78 pages • 2 hours read
Richard PeckA modern alternative to SparkNotes and CliffsNotes, SuperSummary offers high-quality Study Guides with detailed chapter summaries and analysis of major themes, characters, and more. For select classroom titles, we also provide Teaching Guides with discussion and quiz questions to prompt student engagement.
Prior to the Civil War and continuing to the present day, many Southern Illinoisans have called themselves Egyptians and referred to their area as Little Egypt. One theory holds that this reference derives from the region’s location along the Mississippi River and alludes to ancient Egypt’s practice of enslaving people. Though Illinois is remembered as a Union state, most of Southern Illinois sympathized with the Confederate states before the first spring of the war. However, as the war progressed, volunteers from Illinois formed two full infantries for the Union Army.
The River Between Us follows the first year of the Civil War and incorporates numerous historical locations and battles. Grand Tower is a small town on the banks of the Mississippi. Cairo, Illinois, was one of the largest cities in Illinois at the time and served as a strategic command post of Union General U. S. Grant. The Battle of Belmont (Missouri), in which Noah lost his arm, was the first engagement on the Mississippi River and provided Grant his first experience as a commander. Although Belmont was a skirmish, it resulted in hundreds of casualties. Soldiers from Southern Illinois fought on both the Union and Confederate sides in this battle. Though both sides claimed victory, the battle left the South in control of the river. This battle gave Grant the experience he needed to bolster his career and begin ascending in the Union ranks.
Content Warning: This discussion references sexual violence and racism.
Originating in the French and Spanish colonies, plaçage was purportedly a recognized extralegal system in New Orleans wherein a white man entered into a contractual relationship with a free woman of color. The word plaçage derives from the French verb placer, meaning “to place” or “to find a position for.” This system allowed free women of color to have financial support and protection and gave them opportunities to set up their own businesses or trades. These women often enslaved other people. Historians in the 21st century have begun referring to these contracts as myths because evidence of their existence is minimal, but the authenticity of the system was less questioned at the time of the novel’s writing.
Delphine, a free woman of color in the novel, explains that plaçage originated when women fled uprisings in the Caribbean islands and settled in New Orleans. White men exoticized these women and sought after them. A woman could choose a white man to settle down with, and he would provide for her while also maintaining a legally recognized white family at a different residence.

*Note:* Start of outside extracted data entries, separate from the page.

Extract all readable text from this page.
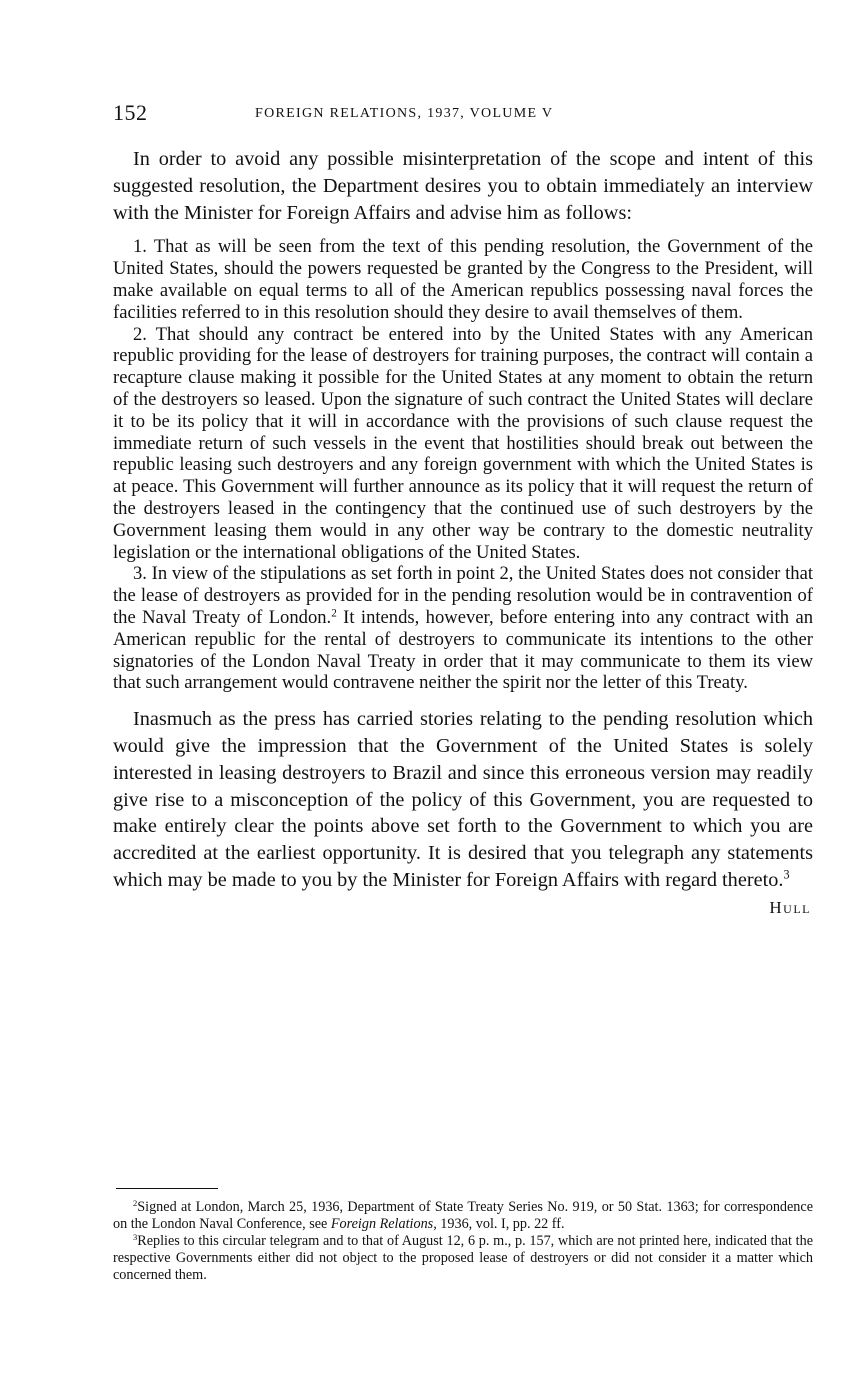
152	FOREIGN RELATIONS, 1937, VOLUME V

In order to avoid any possible misinterpretation of the scope and intent of this suggested resolution, the Department desires you to obtain immediately an interview with the Minister for Foreign Affairs and advise him as follows:

1. That as will be seen from the text of this pending resolution, the Government of the United States, should the powers requested be granted by the Congress to the President, will make available on equal terms to all of the American republics possessing naval forces the facilities referred to in this resolution should they desire to avail themselves of them.

2. That should any contract be entered into by the United States with any American republic providing for the lease of destroyers for training purposes, the contract will contain a recapture clause making it possible for the United States at any moment to obtain the return of the destroyers so leased. Upon the signature of such contract the United States will declare it to be its policy that it will in accordance with the provisions of such clause request the immediate return of such vessels in the event that hostilities should break out between the republic leasing such destroyers and any foreign government with which the United States is at peace. This Government will further announce as its policy that it will request the return of the destroyers leased in the contingency that the continued use of such destroyers by the Government leasing them would in any other way be contrary to the domestic neutrality legislation or the international obligations of the United States.

3. In view of the stipulations as set forth in point 2, the United States does not consider that the lease of destroyers as provided for in the pending resolution would be in contravention of the Naval Treaty of London.$^2$ It intends, however, before entering into any contract with an American republic for the rental of destroyers to communicate its intentions to the other signatories of the London Naval Treaty in order that it may communicate to them its view that such arrangement would contravene neither the spirit nor the letter of this Treaty.

Inasmuch as the press has carried stories relating to the pending resolution which would give the impression that the Government of the United States is solely interested in leasing destroyers to Brazil and since this erroneous version may readily give rise to a misconception of the policy of this Government, you are requested to make entirely clear the points above set forth to the Government to which you are accredited at the earliest opportunity. It is desired that you telegraph any statements which may be made to you by the Minister for Foreign Affairs with regard thereto.$^3$

Hull

$^2$Signed at London, March 25, 1936, Department of State Treaty Series No. 919, or 50 Stat. 1363; for correspondence on the London Naval Conference, see Foreign Relations, 1936, vol. I, pp. 22 ff.

$^3$Replies to this circular telegram and to that of August 12, 6 p. m., p. 157, which are not printed here, indicated that the respective Governments either did not object to the proposed lease of destroyers or did not consider it a matter which concerned them.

There is minimal documentation of the plaçage system, but historians speculated that the system started during European colonization. Unlike the colonization of the future US colonies in New England, which frequently included immigration by intact families, European colonizers in the Caribbean were almost entirely men, and these circumstances and racial biases led to high rates of rape of Indigenous women by European men. There are also accounts of marriage and other relationships between colonizers and the African and Indigenous women in the region. These women, and the children who resulted from these encounters, were left behind when the men returned to Europe. The practice of white men having free women of color as their mistresses was a tradition in New Orleans long before Louisiana was purchased by the United States in 1803. When Americans began to move south to this newly acquired land, this tradition shocked them, and they instituted laws to try to control the population of free women of color. These laws prohibited free women of color from holding public office, voting, and marrying white men.

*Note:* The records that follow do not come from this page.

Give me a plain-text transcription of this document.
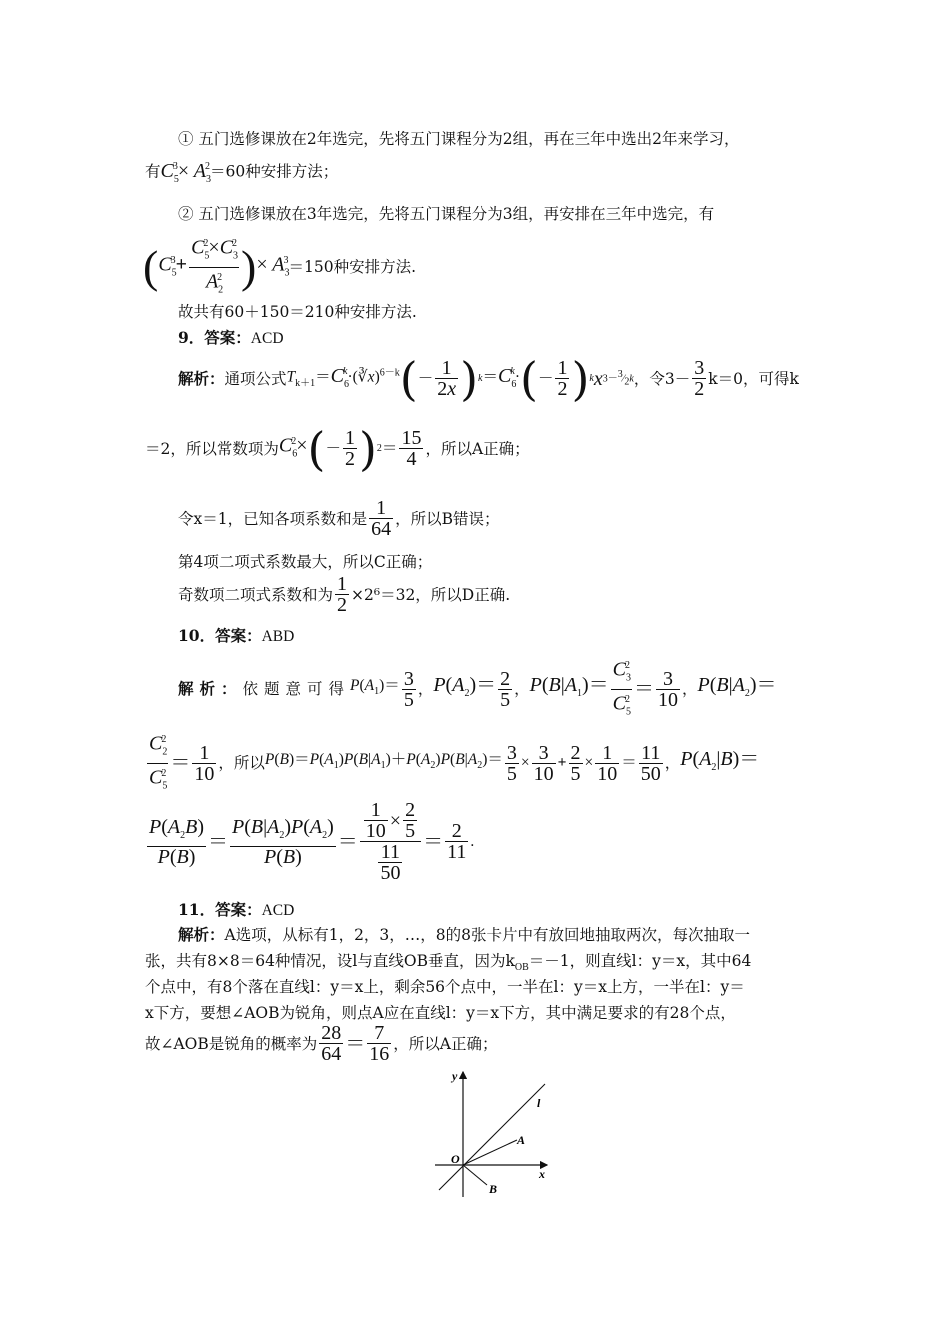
① 五门选修课放在2年选完，先将五门课程分为2组，再在三年中选出2年来学习，
有$C_5^3\times A_3^2=60$种安排方法；
② 五门选修课放在3年选完，先将五门课程分为3组，再安排在三年中选完，有
( $C_5^3+ \frac{C_5^2\times C_3^2}{A_2^2}$ ) × $A_3^3 =150$种安排方法.
故共有60＋150＝210种安排方法.
9．答案：ACD
解析： 通项公式 $T_{k+1}=C_6^k\cdot(∛x)^{6-k}$ ( － $\frac{1}{2x}$ ) $k =C_6^k\cdot$ ( － $\frac{1}{2}$ ) k x $3-^3⁄_2k$ ，令$3- \frac{3}{2} k=0$，可得k
＝2，所以常数项为 $C_6^2\times$ ( － $\frac{1}{2}$ ) $2 = \frac{15}{4}$ ，所以A正确；
令x＝1，已知各项系数和是 $\frac{1}{64}$ ，所以B错误；
第4项二项式系数最大，所以C正确；
奇数项二项式系数和为 $\frac{1}{2} \times 2^6=32$，所以D正确.
10．答案：ABD
解析： 依题意可得 $P(A_1)= \frac{3}{5}$ ， $P(A_2)= \frac{2}{5}$ ， $P(B|A_1)= \frac{C_3^2}{C_5^2} = \frac{3}{10}$ ， $P(B|A_2)=$
$\frac{C_2^2}{C_5^2} = \frac{1}{10}$ ，所以 $P(B)=P(A_1)P(B|A_1)+P(A_2)P(B|A_2)= \frac{3}{5} \times \frac{3}{10} + \frac{2}{5} \times \frac{1}{10} = \frac{11}{50}$ ， $P(A_2|B)=$
$\frac{P(A_2B)}{P(B)} = \frac{P(B|A_2)P(A_2)}{P(B)} = \frac{\frac{1}{10} \times \frac{2}{5}}{\frac{11}{50}} = \frac{2}{11}$ .
11．答案：ACD
解析：A选项，从标有1，2，3，…，8的8张卡片中有放回地抽取两次，每次抽取一
张，共有8×8＝64种情况，设l与直线OB垂直，因为$k_{OB}=-1$，则直线l：y＝x，其中64
个点中，有8个落在直线l：y＝x上，剩余56个点中，一半在l：y＝x上方，一半在l：y＝
x下方，要想∠AOB为锐角，则点A应在直线l：y＝x下方，其中满足要求的有28个点，
故∠AOB是锐角的概率为 $\frac{28}{64} = \frac{7}{16}$ ，所以A正确；
y
x
O
l
A
B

The history of free women of color is murky, particularly after the Civil War. Many free women of color held uncertain positions in social hierarchies, since many of them also enslaved people. Many people believe that some women, like Delphine, traveled North if their skin was light enough to allow them to “pass” as white and avoid racial biases. Others, like Calinda, are believed to have traveled West, where they could pass as Spanish. However, there is little-to-no documentation to prove these theories.
There are many controversies surrounding the understanding of plaçage and what became known as “quadroon balls,” dances that white men purportedly attended to court free women of color. (This term is a racist term that was used to categorize people as being of one-quarter African ancestry.) Some argue that there is not enough documentation to prove that this system existed at all. Those historians argue that the free women of color in New Orleans were among the most devoutly Roman Catholic citizens, and such women would not establish balls designed to allow white men to “shop” for mistresses. They argue that the idea of plaçage and quadroon balls originates from the era’s thinly veiled advertisements for sex workers. Emily Clark, Professor of American Colonial History at Tulane University, says that the myths of plaçage and “quadroon balls” overshadow the true stories of many interracial couples who lived long and happy lives together. She argues that the more likely truth is that the white women of the time refused to accept that their sons and brothers could genuinely love women of color; thus, they twisted the narrative to support their view that white men pursued women of color only as mistresses, not as wives and mothers (“Tripod Mythbusters: Quadroon Balls and Plaçage”, September 22nd, 2016, wwno.org.) The River Between Us takes the controversial existence of plaçage as fact in order to interrogate how racial biases inform notions of identity, family, and heritage.